Parce que l’hippocampe est l’une des premières régions touchées par la maladie d’Alzheimer et qu’il est impliqué dans l’épilepsie, la dépression et d’autres affections neurologiques, l’identification de la structure en couches du CA1 offre un guide prometteur pour déterminer quels types de neurones peuvent être les plus à risque à mesure que ces troubles progressent.
Faire progresser la cartographie cérébrale grâce à l’imagerie moderne et à la science des données
“Des découvertes comme celle-ci illustrent comment l’imagerie moderne et la science des données peuvent transformer notre vision de l’anatomie du cerveau”, a déclaré Arthur W. Toga, PhD, directeur du Stevens INI et de la chaire Ghada Irani en neurosciences à la Keck School of Medicine de l’USC. “Ce travail s’appuie sur la longue tradition de Stevens INI consistant à cartographier le cerveau à toutes les échelles, des molécules aux réseaux entiers, et éclairera à la fois les neurosciences fondamentales et les études translationnelles ciblant la mémoire et la cognition.”
Un nouvel atlas des types cellulaires CA1 à disposition des chercheurs
L’équipe a compilé ses découvertes dans un nouvel atlas de types cellulaires CA1 en utilisant les données de l’Hippocampus Gene Expression Atlas (HGEA). Cette ressource est disponible gratuitement pour les scientifiques du monde entier et comprend des visualisations 3D interactives accessibles via l’application de réalité augmentée Schol-AR développée au Stevens INI. L’outil permet aux chercheurs d’explorer de manière très détaillée la structure en couches de l’hippocampe.

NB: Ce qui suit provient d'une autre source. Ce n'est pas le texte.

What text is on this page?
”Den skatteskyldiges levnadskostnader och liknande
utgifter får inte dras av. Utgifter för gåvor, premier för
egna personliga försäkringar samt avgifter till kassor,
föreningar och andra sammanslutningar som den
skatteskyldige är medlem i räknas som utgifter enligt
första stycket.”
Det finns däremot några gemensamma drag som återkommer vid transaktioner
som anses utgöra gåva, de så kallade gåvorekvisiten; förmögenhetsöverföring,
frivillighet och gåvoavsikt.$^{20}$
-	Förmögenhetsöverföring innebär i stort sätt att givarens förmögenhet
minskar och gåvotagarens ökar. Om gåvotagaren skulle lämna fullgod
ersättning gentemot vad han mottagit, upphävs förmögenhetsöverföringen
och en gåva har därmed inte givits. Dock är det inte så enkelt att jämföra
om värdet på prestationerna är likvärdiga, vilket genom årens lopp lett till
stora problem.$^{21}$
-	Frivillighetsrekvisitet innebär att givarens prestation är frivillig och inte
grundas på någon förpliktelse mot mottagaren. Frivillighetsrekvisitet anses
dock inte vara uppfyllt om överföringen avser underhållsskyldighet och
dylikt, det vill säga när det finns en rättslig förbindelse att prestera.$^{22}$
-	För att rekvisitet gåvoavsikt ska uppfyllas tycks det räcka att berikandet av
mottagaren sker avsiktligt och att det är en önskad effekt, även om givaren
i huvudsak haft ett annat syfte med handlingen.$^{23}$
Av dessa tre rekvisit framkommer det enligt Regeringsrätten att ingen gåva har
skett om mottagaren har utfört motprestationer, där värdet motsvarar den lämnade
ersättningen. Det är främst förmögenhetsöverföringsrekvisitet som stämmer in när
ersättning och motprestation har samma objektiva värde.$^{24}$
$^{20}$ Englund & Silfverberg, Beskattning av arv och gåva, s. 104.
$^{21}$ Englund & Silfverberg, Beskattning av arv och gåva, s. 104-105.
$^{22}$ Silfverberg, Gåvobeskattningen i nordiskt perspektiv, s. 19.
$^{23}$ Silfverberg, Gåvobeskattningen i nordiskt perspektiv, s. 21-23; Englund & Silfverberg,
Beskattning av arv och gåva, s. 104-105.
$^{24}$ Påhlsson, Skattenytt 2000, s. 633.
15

Étant donné que ce motif en couches chez la souris ressemble à des dispositions similaires observées chez les primates et les humains, y compris des variations comparables de l’épaisseur de CA1, les chercheurs pensent que cette organisation pourrait être partagée par de nombreuses espèces de mammifères. Des travaux supplémentaires sont nécessaires pour déterminer dans quelle mesure cette structure chez l’homme correspond à ce qui a été observé chez la souris, mais les résultats constituent un point de départ solide pour de futures études examinant comment l’architecture hippocampique soutient la mémoire et la cognition.

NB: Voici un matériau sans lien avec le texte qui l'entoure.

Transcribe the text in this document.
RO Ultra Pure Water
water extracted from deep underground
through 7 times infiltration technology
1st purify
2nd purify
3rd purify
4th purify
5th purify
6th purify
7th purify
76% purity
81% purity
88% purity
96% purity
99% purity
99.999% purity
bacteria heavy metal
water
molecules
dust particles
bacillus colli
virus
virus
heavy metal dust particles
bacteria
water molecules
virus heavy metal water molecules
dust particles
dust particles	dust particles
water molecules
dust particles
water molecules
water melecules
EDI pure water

“Comprendre comment ces couches sont liées au comportement est la prochaine frontière”, a déclaré Bienkowski. “Nous disposons désormais d’un cadre pour étudier comment des couches neuronales spécifiques contribuent à des fonctions aussi différentes que la mémoire, la navigation et les émotions, et comment leur perturbation peut conduire à des maladies.”
À propos de l’étude
Outre Bienkowski et Pachicano, les autres auteurs de l’étude comprennent Shrey Mehta, Angela Hurtado, Tyler Ard, Jim Stanis et Bayla Breningstall.
Ce travail a été soutenu par les National Institutes of Health/National Institute of Aging (K01AG066847, R36AG087310-01, supplément P30-AG066530-03S1), la National Science Foundation (subvention 2121164) et le financement du USC Center for Neuronal Longevity. Les données de recherche rapportées dans cette publication ont été soutenues par le Bureau du directeur des National Institutes of Health sous le numéro de récompense S10OD032285.